CHIVES: SOME HISTORY
Allium schoenoprasum LILIACEAE
There is in every cook’s opinion
No savoury dish without an onion;
But lest your kissing should be spoiled
The onion must be thoroughly boiled! So said Jonathan Swift, and so at one time or another have all of us felt about the pungent smell of onions. This anti-social property is also shared by their small cousins, onion chives and garlic chives. But those of us who have any knowledge of natural medicine know that the onion family, with garlic at its head, is one of the greatest blessings to mankind in all the plant kingdom. I venture to say that if more people questioned their natureopathic physicians on the use of garlic in “miraculous” treatment of asthma and bronchitis, there would be an astonishing decrease in the misery caused by these diseases. Chest complaints cannot all be laid at the doorstep of smog and pollution. Some come from bad nutrition, causing imbalance and consequent bodily malfunction, which our foetid air only aggravates; and for most of these inherent bodily weaknesses garlic or one of its chive relatives can be of inestimable value.
I don’t propose in this book to deal with garlic itself. The study of all its cleansing properties would fill a very much larger volume; but I hope to write at length of it in a further book.

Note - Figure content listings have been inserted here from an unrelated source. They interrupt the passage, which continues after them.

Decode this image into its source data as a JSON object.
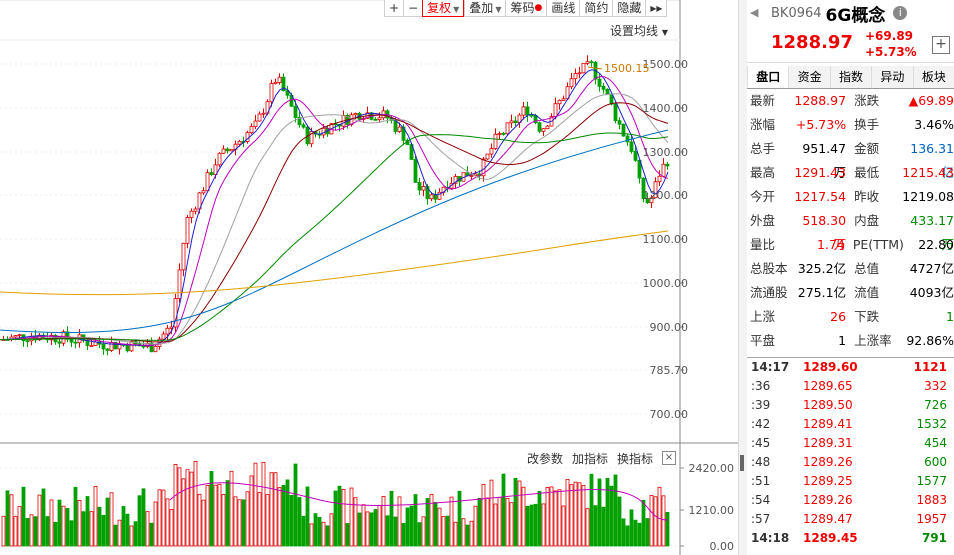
{
  "toolbar": {
    "items": [
      {
        "label": "+"
      },
      {
        "label": "−"
      },
      {
        "label": "复权"
      },
      {
        "label": "叠加"
      },
      {
        "label": "筹码"
      },
      {
        "label": "画线"
      },
      {
        "label": "简约"
      },
      {
        "label": "隐藏"
      },
      {
        "label": "▸▸"
      }
    ],
    "ma_setting": "设置均线"
  },
  "price_axis": [
    "1500.00",
    "1400.00",
    "1300.00",
    "1200.00",
    "1100.00",
    "1000.00",
    "900.00",
    "785.70",
    "700.00"
  ],
  "high_marker": "1500.15",
  "volume": {
    "buttons": {
      "params": "改参数",
      "add": "加指标",
      "switch": "换指标",
      "close": "×"
    },
    "axis": [
      "2420.00",
      "1210.00",
      "0.00"
    ]
  },
  "colors": {
    "up": "#e00000",
    "down": "#00a000",
    "ma5": "#1f1fd0",
    "ma10": "#c000c0",
    "ma20": "#a0a0a0",
    "ma30": "#8b0000",
    "ma60": "#008800",
    "ma120": "#0070c0",
    "ma250": "#e0a000"
  },
  "quote": {
    "code": "BK0964",
    "name": "6G概念",
    "last": "1288.97",
    "change": "+69.89",
    "change_pct": "+5.73%",
    "tabs": [
      "盘口",
      "资金",
      "指数",
      "异动",
      "板块"
    ],
    "rows": [
      {
        "l1": "最新",
        "v1": "1288.97",
        "c1": "red",
        "l2": "涨跌",
        "v2": "▲69.89",
        "c2": "red"
      },
      {
        "l1": "涨幅",
        "v1": "+5.73%",
        "c1": "red",
        "l2": "换手",
        "v2": "3.46%",
        "c2": "blk"
      },
      {
        "l1": "总手",
        "v1": "951.47万",
        "c1": "blk",
        "l2": "金额",
        "v2": "136.31亿",
        "c2": "blue"
      },
      {
        "l1": "最高",
        "v1": "1291.43",
        "c1": "red",
        "l2": "最低",
        "v2": "1215.43",
        "c2": "red"
      },
      {
        "l1": "今开",
        "v1": "1217.54",
        "c1": "red",
        "l2": "昨收",
        "v2": "1219.08",
        "c2": "blk"
      },
      {
        "l1": "外盘",
        "v1": "518.30万",
        "c1": "red",
        "l2": "内盘",
        "v2": "433.17万",
        "c2": "green"
      },
      {
        "l1": "量比",
        "v1": "1.74",
        "c1": "red",
        "l2": "PE(TTM)",
        "v2": "22.80",
        "c2": "blk"
      },
      {
        "l1": "总股本",
        "v1": "325.2亿",
        "c1": "blk",
        "l2": "总值",
        "v2": "4727亿",
        "c2": "blk"
      },
      {
        "l1": "流通股",
        "v1": "275.1亿",
        "c1": "blk",
        "l2": "流值",
        "v2": "4093亿",
        "c2": "blk"
      },
      {
        "l1": "上涨",
        "v1": "26",
        "c1": "red",
        "l2": "下跌",
        "v2": "1",
        "c2": "green"
      },
      {
        "l1": "平盘",
        "v1": "1",
        "c1": "blk",
        "l2": "上涨率",
        "v2": "92.86%",
        "c2": "blk"
      }
    ]
  },
  "ticks": [
    {
      "time": "14:17",
      "price": "1289.60",
      "vol": "1121",
      "vc": "red"
    },
    {
      "time": ":36",
      "price": "1289.65",
      "vol": "332",
      "vc": "red"
    },
    {
      "time": ":39",
      "price": "1289.50",
      "vol": "726",
      "vc": "green"
    },
    {
      "time": ":42",
      "price": "1289.41",
      "vol": "1532",
      "vc": "green"
    },
    {
      "time": ":45",
      "price": "1289.31",
      "vol": "454",
      "vc": "green"
    },
    {
      "time": ":48",
      "price": "1289.26",
      "vol": "600",
      "vc": "green"
    },
    {
      "time": ":51",
      "price": "1289.25",
      "vol": "1577",
      "vc": "green"
    },
    {
      "time": ":54",
      "price": "1289.26",
      "vol": "1883",
      "vc": "red"
    },
    {
      "time": ":57",
      "price": "1289.47",
      "vol": "1957",
      "vc": "red"
    },
    {
      "time": "14:18",
      "price": "1289.45",
      "vol": "791",
      "vc": "green"
    }
  ]
}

Chives have, to a lesser degree, very similar properties in the safeguarding of general good health and the warding off of disease. They contain, amongst other valuable constituents, iron, pectin and sulphur, and are a mild natural antibiotic. They help to strengthen the stomach and combat high blood pressure, and have a tonic effect on the kidneys. Every invalid recuperating from serious illness should have chives every day in the diet, for they have a stimulating effect on the appetite and, like all herbal medicine, have no troublesome side-effects. Chives also reduce the indigestibility of fats in food—a boon to those cholesterol-level watchers.
The herb came to Europe via the Asian cultures, and it is mentioned in early Chinese herbal writings. Marco Polo is credited by some with spreading its fame anew around the Mediterranean.